Additionally, I also measured how long the optimized C version from benhoyt/countwords takes. Using the gcc from the Nim's Mingw64 distribution, I get:
~ 30ms
The measurement was done by wrapping the processing loop and sorting (but not the printing) with two calls to Windows' QueryPerformanceCounter function and then calculating the difference. Basically the same as how I did it in nim (getMonoTime uses QueryPerformanceCounter on Windows). The optimization level used was -O3.

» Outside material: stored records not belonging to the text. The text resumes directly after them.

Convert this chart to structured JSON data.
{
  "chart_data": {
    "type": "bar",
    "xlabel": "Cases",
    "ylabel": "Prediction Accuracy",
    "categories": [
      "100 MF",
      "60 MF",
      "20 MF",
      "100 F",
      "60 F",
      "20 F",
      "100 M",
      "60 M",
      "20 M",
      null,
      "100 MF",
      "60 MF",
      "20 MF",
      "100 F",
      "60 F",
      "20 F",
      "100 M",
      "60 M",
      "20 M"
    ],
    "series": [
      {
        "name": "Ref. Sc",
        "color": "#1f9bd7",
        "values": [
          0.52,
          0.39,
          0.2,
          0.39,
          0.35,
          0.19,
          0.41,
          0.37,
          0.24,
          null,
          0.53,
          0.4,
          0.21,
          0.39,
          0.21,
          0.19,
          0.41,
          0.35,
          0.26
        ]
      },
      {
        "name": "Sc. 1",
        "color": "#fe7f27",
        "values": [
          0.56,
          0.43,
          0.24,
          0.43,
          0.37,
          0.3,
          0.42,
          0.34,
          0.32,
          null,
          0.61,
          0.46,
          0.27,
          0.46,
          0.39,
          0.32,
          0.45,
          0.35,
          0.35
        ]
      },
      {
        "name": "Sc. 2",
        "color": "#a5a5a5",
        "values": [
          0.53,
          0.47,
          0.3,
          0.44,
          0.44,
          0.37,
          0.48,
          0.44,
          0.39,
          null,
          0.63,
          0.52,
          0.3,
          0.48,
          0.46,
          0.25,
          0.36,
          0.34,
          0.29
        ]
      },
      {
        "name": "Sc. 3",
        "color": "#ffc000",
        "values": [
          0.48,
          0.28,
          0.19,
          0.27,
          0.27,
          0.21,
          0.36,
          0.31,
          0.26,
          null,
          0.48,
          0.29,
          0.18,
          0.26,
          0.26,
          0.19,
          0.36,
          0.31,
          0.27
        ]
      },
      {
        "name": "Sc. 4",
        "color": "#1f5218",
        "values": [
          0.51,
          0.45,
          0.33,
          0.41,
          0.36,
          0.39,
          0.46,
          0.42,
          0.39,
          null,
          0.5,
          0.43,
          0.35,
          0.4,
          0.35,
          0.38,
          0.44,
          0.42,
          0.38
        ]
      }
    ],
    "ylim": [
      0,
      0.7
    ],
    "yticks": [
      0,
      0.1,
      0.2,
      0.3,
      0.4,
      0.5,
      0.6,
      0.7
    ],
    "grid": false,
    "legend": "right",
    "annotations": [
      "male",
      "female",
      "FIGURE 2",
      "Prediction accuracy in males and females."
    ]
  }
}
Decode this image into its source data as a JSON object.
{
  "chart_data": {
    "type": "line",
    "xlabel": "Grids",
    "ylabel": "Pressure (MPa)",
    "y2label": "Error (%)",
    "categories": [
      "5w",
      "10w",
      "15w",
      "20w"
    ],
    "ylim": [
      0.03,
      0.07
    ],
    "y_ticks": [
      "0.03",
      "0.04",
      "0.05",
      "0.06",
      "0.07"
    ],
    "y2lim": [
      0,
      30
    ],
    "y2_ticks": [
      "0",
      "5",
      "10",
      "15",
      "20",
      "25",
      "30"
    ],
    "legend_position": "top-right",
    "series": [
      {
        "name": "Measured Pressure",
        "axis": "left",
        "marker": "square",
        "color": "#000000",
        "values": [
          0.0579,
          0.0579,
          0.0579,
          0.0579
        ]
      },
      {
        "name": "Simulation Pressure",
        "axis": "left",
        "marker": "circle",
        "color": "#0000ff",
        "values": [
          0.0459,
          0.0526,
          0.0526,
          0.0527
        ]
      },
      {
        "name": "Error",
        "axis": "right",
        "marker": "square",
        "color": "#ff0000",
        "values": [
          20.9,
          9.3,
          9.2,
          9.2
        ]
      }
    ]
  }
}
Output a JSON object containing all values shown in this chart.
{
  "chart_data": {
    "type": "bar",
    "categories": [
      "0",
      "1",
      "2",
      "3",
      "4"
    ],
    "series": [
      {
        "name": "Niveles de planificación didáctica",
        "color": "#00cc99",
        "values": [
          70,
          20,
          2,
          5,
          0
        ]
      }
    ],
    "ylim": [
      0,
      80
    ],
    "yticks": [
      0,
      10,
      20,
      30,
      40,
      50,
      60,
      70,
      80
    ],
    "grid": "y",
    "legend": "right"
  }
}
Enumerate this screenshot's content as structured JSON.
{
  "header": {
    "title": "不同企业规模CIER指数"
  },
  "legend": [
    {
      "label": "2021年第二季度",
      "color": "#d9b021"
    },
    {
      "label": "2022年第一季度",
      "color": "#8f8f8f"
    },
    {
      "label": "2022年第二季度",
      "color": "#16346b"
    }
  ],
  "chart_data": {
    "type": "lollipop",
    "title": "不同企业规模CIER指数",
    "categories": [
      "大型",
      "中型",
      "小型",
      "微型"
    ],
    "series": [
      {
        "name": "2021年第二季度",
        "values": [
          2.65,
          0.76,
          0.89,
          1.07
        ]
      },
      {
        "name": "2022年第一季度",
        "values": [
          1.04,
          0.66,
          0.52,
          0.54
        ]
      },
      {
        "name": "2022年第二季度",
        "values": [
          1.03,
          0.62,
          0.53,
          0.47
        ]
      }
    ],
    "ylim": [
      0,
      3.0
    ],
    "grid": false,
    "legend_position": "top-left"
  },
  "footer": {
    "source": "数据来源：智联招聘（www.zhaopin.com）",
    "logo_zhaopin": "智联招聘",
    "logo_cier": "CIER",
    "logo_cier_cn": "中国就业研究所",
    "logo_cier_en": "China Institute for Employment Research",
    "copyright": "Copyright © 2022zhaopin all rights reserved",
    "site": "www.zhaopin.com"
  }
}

Comparing the performance of single file C/C++ projects and single file Nim projects like that is a bit unfair since in the case of C/C++, the whole program more or less resides in one translation unit, while with Nim, the whole program is most of the time spread accross multiple translation units thus reducing the available knowledge for the C/C++ optimizer. To make the comparision a bit more fair, we can use whole-program optimization (also called link-time optimization), so that the optimizer has access to the whole program's code at once. Compiling the optimized.c file with -O3 -flto, the execution time I get is ~28.2ms. The small speedup probably comes due to the fact that the optimizer now also has access to libc function implementations.
When using lto for compiling the Nim programs - by passing the additional command line arguments --passC:"-flto" and --passL:"-flto" to nim - I get:
So in conclusion, the further optimized Nim version is - with lto - almost as fast as the optimized C version (on the small input), while, IMO, being alot more readable!